I believe the Sage implementation of symmetric groups uses GAP which composes permutations in the opposite order to what I am used to. E.g. if (1,2) denotes the permutations switching 1 and 2, and (2,3) switches 2 and 3, then I would say (1,2) * (2,3) = (1,2,3), because I would first evaluate (2,3) and then (1,2) (the order in which one evaluates functions). Sage on the other hand produces (1,2) * (2,3) = (1,3,2).
About a year ago, a friend helped me overload the definition of the binary operation to have the composition of permutations evaluated in the order I am used to. The code that worked was
class NewSymmetricGroupElement(sage.groups.perm_gps.permgroup_element.SymmetricGroupElement):
def _mul_(self, other):
"""Calling the original class method with order inverted"""
return sage.groups.perm_gps.permgroup_element.SymmetricGroupElement._mul_(other, self)

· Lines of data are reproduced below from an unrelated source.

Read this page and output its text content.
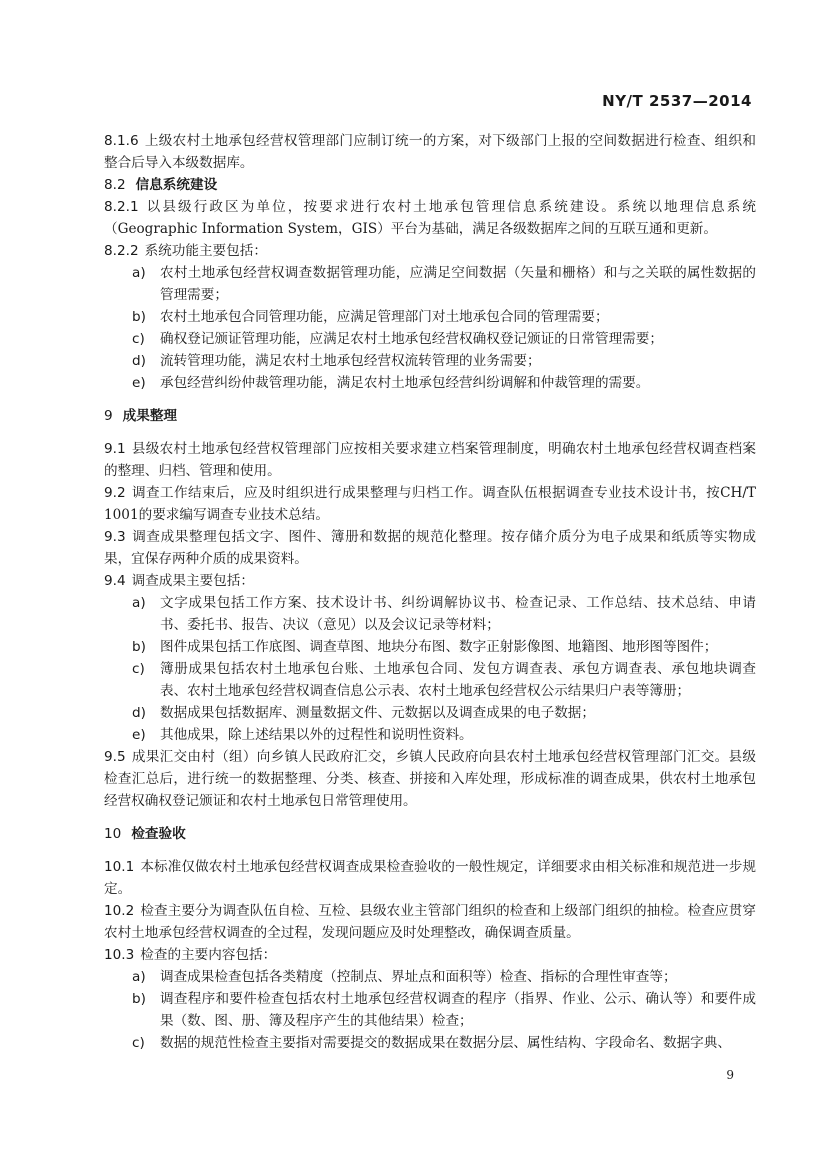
NY/T 2537—2014

8.1.6 上级农村土地承包经营权管理部门应制订统一的方案，对下级部门上报的空间数据进行检查、组织和整合后导入本级数据库。

8.2 信息系统建设

8.2.1 以县级行政区为单位，按要求进行农村土地承包管理信息系统建设。系统以地理信息系统（Geographic Information System，GIS）平台为基础，满足各级数据库之间的互联互通和更新。

8.2.2 系统功能主要包括：

a) 农村土地承包经营权调查数据管理功能，应满足空间数据（矢量和栅格）和与之关联的属性数据的管理需要；

b) 农村土地承包合同管理功能，应满足管理部门对土地承包合同的管理需要；

c) 确权登记颁证管理功能，应满足农村土地承包经营权确权登记颁证的日常管理需要；

d) 流转管理功能，满足农村土地承包经营权流转管理的业务需要；

e) 承包经营纠纷仲裁管理功能，满足农村土地承包经营纠纷调解和仲裁管理的需要。

9 成果整理

9.1 县级农村土地承包经营权管理部门应按相关要求建立档案管理制度，明确农村土地承包经营权调查档案的整理、归档、管理和使用。

9.2 调查工作结束后，应及时组织进行成果整理与归档工作。调查队伍根据调查专业技术设计书，按CH/T 1001的要求编写调查专业技术总结。

9.3 调查成果整理包括文字、图件、簿册和数据的规范化整理。按存储介质分为电子成果和纸质等实物成果，宜保存两种介质的成果资料。

9.4 调查成果主要包括：

a) 文字成果包括工作方案、技术设计书、纠纷调解协议书、检查记录、工作总结、技术总结、申请书、委托书、报告、决议（意见）以及会议记录等材料；

b) 图件成果包括工作底图、调查草图、地块分布图、数字正射影像图、地籍图、地形图等图件；

c) 簿册成果包括农村土地承包台账、土地承包合同、发包方调查表、承包方调查表、承包地块调查表、农村土地承包经营权调查信息公示表、农村土地承包经营权公示结果归户表等簿册；

d) 数据成果包括数据库、测量数据文件、元数据以及调查成果的电子数据；

e) 其他成果，除上述结果以外的过程性和说明性资料。

9.5 成果汇交由村（组）向乡镇人民政府汇交，乡镇人民政府向县农村土地承包经营权管理部门汇交。县级检查汇总后，进行统一的数据整理、分类、核查、拼接和入库处理，形成标准的调查成果，供农村土地承包经营权确权登记颁证和农村土地承包日常管理使用。

10 检查验收

10.1 本标准仅做农村土地承包经营权调查成果检查验收的一般性规定，详细要求由相关标准和规范进一步规定。

10.2 检查主要分为调查队伍自检、互检、县级农业主管部门组织的检查和上级部门组织的抽检。检查应贯穿农村土地承包经营权调查的全过程，发现问题应及时处理整改，确保调查质量。

10.3 检查的主要内容包括：

a) 调查成果检查包括各类精度（控制点、界址点和面积等）检查、指标的合理性审查等；

b) 调查程序和要件检查包括农村土地承包经营权调查的程序（指界、作业、公示、确认等）和要件成果（数、图、册、簿及程序产生的其他结果）检查；

c) 数据的规范性检查主要指对需要提交的数据成果在数据分层、属性结构、字段命名、数据字典、

9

class NewSymmetricGroup(SymmetricGroup):
def _element_class(self):
return NewSymmetricGroupElement
I recently updated to Sage 8.4 and the code no longer works. Here is what happens, after executing the code above, I run:
NS3=NewSymmetricGroup(3); NS3
> Symmetric group of order 3! as a permutation group
a=NS3((1,2)); b=NS3((2,3));
a*b = (1,3,2) # I would expect (1,2,3)
Can anyone spot what I am doing wrong?